Details
-
Bug
-
Resolution: Fixed
-
Medium
-
None
-
None
-
3
-
9223372036854775807
Description
There were several reports of Lustre reexport via nfsv4 having a stale metadata problem that initially was determined to be lack of nanosecond timestamps support, but upon further research it looks like starting from about Linux kernel v5.5 the new i_version inode field is supposed to help even with coarse timestamp resolution.

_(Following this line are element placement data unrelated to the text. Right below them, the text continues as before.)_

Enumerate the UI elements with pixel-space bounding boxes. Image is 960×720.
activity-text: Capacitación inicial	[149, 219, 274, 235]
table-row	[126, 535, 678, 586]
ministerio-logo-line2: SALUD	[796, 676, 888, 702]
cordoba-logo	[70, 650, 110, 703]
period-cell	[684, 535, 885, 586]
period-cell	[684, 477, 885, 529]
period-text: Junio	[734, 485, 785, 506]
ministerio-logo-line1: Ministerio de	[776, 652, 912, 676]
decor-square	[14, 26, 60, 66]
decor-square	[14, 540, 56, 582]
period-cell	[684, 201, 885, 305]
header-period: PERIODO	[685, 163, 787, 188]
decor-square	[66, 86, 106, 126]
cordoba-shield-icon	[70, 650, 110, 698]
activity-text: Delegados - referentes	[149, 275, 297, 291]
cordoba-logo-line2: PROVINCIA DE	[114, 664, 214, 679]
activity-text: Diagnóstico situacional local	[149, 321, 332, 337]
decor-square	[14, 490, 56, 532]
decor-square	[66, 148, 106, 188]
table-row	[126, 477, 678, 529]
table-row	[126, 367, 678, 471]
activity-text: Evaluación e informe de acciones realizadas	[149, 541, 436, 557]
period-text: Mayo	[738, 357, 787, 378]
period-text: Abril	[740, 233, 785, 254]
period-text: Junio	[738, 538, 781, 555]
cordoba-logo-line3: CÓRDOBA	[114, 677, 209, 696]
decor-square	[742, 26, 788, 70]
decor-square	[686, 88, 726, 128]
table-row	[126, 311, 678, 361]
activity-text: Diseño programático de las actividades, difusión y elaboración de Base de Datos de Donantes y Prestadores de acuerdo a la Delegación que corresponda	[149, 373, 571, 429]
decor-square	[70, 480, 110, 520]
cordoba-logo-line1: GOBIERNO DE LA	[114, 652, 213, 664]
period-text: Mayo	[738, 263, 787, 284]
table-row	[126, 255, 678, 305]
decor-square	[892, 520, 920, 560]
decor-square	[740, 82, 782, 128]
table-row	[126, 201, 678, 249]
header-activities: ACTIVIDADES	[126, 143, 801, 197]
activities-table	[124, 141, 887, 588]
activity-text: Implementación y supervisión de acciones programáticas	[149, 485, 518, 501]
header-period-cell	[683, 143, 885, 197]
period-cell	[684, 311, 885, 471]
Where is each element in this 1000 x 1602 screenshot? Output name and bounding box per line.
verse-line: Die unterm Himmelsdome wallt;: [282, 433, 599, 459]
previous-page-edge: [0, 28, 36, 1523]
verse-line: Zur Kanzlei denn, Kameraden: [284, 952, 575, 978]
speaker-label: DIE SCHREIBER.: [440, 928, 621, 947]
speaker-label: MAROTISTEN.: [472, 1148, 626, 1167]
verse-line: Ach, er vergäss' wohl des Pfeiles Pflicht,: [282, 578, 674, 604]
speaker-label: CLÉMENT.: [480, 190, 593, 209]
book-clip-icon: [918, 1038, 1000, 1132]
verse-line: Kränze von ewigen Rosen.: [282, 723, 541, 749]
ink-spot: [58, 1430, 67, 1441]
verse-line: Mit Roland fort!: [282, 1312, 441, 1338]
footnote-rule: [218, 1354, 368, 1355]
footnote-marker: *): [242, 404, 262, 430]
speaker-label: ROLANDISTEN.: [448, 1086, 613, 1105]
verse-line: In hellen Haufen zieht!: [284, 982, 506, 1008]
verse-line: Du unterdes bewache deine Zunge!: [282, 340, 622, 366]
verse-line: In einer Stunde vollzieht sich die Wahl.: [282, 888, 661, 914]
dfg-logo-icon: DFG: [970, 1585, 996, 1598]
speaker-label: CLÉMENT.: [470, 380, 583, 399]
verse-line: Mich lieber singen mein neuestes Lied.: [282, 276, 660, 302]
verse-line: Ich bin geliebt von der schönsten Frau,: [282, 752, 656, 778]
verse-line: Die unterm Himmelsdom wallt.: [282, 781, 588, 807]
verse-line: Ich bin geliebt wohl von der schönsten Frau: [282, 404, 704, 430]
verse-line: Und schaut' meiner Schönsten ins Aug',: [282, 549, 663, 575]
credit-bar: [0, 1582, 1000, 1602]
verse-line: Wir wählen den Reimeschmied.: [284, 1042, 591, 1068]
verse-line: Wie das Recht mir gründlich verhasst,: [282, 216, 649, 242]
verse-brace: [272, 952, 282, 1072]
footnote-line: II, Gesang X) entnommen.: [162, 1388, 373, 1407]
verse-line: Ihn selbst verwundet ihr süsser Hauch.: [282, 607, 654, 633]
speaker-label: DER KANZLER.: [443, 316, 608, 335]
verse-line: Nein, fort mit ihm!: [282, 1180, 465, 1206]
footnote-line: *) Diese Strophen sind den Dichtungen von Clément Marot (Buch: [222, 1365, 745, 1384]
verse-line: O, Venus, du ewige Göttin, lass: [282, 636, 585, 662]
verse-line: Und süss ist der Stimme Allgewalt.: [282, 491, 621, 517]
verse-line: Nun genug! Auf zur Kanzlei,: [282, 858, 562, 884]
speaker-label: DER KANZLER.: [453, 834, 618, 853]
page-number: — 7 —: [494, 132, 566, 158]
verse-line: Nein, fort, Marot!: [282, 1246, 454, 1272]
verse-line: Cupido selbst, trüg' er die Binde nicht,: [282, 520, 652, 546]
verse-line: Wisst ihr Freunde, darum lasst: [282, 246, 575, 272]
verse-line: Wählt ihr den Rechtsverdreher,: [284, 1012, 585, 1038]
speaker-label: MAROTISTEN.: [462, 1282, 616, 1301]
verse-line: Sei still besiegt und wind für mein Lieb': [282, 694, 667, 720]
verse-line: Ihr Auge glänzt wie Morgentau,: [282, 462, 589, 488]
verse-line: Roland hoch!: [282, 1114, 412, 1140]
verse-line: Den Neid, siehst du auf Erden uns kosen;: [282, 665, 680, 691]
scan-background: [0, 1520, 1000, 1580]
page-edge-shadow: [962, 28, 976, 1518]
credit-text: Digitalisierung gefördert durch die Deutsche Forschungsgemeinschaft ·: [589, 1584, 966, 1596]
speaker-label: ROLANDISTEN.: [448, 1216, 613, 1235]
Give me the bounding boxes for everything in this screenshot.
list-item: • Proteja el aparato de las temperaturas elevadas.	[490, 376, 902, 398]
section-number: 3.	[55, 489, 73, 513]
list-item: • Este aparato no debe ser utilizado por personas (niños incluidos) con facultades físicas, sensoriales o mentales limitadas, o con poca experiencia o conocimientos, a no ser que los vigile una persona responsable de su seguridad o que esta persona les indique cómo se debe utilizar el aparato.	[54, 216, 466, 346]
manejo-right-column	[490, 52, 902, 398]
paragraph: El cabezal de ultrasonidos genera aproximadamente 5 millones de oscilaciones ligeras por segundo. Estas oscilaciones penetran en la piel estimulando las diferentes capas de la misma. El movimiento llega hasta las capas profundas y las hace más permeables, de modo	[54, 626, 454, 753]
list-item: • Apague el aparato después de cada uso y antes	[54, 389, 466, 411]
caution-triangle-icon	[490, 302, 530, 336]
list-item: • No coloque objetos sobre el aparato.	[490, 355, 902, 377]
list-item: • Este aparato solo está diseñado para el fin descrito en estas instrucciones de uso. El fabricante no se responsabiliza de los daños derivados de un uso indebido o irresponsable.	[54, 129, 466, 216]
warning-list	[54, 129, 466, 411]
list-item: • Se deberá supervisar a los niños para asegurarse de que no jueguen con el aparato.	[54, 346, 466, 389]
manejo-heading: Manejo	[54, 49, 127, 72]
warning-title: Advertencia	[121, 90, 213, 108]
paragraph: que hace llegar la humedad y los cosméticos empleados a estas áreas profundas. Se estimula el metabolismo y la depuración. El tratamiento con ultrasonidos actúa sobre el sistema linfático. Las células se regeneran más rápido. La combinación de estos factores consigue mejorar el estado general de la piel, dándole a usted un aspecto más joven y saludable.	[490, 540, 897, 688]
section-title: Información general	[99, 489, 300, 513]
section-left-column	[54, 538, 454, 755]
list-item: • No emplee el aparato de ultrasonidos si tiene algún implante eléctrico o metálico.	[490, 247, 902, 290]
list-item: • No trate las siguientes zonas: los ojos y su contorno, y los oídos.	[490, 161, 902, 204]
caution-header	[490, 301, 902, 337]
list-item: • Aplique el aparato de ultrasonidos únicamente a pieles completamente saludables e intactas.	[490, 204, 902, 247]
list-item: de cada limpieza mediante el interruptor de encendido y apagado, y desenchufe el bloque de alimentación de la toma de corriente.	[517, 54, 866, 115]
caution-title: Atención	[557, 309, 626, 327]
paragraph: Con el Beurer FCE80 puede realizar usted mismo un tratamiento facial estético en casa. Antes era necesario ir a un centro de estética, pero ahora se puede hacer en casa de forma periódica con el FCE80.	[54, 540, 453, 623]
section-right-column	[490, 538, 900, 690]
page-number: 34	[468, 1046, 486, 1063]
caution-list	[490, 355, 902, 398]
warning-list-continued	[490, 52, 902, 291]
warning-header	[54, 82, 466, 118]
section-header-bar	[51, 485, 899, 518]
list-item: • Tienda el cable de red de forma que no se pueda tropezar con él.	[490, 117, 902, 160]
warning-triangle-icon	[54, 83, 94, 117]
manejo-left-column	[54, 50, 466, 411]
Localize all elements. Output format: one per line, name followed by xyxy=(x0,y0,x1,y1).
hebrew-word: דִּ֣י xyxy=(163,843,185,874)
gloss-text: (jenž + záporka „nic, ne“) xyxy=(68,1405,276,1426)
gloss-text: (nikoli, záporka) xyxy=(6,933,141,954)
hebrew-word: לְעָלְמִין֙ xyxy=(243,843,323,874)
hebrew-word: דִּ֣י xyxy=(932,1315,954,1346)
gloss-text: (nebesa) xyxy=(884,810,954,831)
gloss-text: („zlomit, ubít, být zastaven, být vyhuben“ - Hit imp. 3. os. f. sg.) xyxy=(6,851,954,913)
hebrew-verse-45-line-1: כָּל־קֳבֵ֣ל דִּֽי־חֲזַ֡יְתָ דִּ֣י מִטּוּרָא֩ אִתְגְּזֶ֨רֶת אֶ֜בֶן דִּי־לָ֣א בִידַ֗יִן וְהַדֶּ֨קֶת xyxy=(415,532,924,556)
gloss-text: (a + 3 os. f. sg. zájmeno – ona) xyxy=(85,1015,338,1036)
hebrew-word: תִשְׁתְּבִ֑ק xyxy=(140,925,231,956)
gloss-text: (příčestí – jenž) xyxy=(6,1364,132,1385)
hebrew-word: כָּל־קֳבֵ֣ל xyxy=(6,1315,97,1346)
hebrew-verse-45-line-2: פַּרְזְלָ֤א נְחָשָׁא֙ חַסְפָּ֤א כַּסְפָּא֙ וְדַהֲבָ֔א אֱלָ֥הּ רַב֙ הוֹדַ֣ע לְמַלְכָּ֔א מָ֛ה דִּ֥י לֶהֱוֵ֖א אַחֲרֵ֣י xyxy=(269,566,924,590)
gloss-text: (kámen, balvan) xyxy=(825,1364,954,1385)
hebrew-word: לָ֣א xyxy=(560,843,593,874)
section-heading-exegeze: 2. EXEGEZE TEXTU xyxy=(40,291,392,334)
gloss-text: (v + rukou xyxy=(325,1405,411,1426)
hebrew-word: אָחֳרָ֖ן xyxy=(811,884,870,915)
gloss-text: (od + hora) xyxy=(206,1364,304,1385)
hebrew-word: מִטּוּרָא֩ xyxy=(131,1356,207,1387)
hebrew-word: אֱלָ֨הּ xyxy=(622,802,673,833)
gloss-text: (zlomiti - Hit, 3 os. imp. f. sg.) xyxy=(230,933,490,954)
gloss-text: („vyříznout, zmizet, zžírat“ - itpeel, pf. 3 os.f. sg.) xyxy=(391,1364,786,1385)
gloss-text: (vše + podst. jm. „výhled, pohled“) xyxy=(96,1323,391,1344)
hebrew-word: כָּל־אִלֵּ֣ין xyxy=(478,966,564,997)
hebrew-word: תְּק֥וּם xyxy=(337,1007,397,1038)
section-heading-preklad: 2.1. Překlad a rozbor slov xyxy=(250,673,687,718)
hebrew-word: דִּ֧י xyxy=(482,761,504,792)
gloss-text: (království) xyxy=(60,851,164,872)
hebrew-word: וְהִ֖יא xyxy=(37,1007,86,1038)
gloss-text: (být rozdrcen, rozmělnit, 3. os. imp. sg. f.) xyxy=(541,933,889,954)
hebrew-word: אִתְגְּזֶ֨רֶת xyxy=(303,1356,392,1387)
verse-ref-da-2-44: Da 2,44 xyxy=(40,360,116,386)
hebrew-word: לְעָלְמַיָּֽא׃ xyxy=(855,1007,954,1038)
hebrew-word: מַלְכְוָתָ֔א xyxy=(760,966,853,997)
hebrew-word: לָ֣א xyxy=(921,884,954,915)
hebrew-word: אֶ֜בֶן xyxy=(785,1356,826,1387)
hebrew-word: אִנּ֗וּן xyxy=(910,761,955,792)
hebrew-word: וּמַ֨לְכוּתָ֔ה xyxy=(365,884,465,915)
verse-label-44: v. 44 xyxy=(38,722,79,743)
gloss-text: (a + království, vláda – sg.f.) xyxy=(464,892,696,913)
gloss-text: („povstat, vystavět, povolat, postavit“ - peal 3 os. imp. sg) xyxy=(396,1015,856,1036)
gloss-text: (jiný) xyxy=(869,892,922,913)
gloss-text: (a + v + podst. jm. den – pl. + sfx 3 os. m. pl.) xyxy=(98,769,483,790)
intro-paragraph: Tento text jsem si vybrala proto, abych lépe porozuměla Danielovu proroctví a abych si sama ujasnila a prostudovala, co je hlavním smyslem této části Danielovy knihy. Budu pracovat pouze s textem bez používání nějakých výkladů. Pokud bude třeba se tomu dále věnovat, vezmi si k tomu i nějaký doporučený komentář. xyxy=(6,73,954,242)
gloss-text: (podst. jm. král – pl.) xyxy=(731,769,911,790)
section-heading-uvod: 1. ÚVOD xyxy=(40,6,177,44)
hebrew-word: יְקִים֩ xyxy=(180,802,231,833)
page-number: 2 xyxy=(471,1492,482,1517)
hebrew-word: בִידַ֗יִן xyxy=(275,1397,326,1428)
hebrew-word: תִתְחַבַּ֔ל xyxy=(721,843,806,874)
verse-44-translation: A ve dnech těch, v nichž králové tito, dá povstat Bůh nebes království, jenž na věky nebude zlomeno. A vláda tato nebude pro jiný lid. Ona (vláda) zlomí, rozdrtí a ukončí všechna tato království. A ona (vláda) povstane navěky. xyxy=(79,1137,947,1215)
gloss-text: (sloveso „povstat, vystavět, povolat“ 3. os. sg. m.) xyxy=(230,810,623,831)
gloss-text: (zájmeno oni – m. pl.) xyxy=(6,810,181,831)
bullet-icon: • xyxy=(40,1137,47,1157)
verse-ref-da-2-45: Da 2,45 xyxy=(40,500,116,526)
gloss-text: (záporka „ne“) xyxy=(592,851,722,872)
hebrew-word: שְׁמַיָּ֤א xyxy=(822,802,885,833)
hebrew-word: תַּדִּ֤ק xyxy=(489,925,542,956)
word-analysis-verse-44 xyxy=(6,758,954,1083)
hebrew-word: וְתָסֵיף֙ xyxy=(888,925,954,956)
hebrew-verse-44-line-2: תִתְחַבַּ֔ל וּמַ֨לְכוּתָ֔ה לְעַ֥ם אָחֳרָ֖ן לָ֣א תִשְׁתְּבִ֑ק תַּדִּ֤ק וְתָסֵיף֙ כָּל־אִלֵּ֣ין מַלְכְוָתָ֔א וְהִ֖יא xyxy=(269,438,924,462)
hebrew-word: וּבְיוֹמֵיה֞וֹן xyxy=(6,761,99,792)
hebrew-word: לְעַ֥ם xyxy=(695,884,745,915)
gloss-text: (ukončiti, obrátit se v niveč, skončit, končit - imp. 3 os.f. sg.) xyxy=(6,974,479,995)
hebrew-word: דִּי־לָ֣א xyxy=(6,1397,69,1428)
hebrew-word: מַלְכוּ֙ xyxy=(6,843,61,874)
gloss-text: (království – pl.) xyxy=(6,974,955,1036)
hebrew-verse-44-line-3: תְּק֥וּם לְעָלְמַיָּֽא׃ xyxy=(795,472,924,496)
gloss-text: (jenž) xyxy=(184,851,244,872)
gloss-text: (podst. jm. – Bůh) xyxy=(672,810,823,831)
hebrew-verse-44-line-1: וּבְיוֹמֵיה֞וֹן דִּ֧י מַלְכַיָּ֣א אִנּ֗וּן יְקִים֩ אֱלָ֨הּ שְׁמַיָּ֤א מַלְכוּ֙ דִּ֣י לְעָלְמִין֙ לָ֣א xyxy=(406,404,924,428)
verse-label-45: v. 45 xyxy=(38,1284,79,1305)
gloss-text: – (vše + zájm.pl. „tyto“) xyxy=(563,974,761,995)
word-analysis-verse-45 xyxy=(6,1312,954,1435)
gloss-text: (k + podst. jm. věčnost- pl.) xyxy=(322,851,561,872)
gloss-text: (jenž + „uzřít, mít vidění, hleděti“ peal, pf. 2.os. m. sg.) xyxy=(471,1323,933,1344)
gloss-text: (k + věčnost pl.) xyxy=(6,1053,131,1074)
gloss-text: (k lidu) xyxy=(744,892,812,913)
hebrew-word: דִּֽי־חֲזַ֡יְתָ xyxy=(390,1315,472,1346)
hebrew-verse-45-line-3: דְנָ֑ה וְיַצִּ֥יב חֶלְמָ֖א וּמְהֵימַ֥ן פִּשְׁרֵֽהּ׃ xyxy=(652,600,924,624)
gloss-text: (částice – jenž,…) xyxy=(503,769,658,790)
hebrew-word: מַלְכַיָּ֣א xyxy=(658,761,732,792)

Here's wha thte comment in linux/iversion.h says:
* The inode->i_version field: * --------------------------- * The change attribute (i_version) is mandated by NFSv4 and is mostly for * knfsd, but is also used for other purposes (e.g. IMA). The i_version must * appear larger to observers if there was an explicit change to the inode's * data or metadata since it was last queried. * * An explicit change is one that would ordinarily result in a change to the * inode status change time (aka ctime). i_version must appear to change, even * if the ctime does not (since the whole point is to avoid missing updates due * to timestamp granularity). If POSIX or other relevant spec mandates that the * ctime must change due to an operation, then the i_version counter must be * incremented as well. * Not all filesystems properly implement the i_version counter. Subsystems that * want to use i_version field on an inode should first check whether the * filesystem sets the SB_I_VERSION flag (usually via the IS_I_VERSION macro). * * Those that set SB_I_VERSION will automatically have their i_version counter * incremented on writes to normal files. If the SB_I_VERSION is not set, then * the VFS will not touch it on writes, and the filesystem can use it how it * wishes. Note that the filesystem is always responsible for updating the * i_version on namespace changes in directories (mkdir, rmdir, unlink, etc.). * We consider these sorts of filesystems to have a kernel-managed i_version. * * It may be impractical for filesystems to keep i_version updates atomic with * respect to the changes that cause them. They should, however, guarantee * that i_version updates are never visible before the changes that caused * them. Also, i_version updates should never be delayed longer than it takes * the original change to reach disk. *
With this in mind the simpliest way here is probably to set SB_I_VERSION for Lustre and then update the blocking AST to handler in llite to increase i_version for directories when an update (or update and some other bits) lock loss. Since inode normally does not go away, a re-lookup and re-obtaining the lock would find the inode and reuse it with the now increased i_version.
It's unclear how actual monotonically increasing i_version is important in practice.
Alternatively we can store i_version on disk (We already do for ldiskfs backend) and then transfer it to client, but that constitutes a protocol change for a not very clear benefit.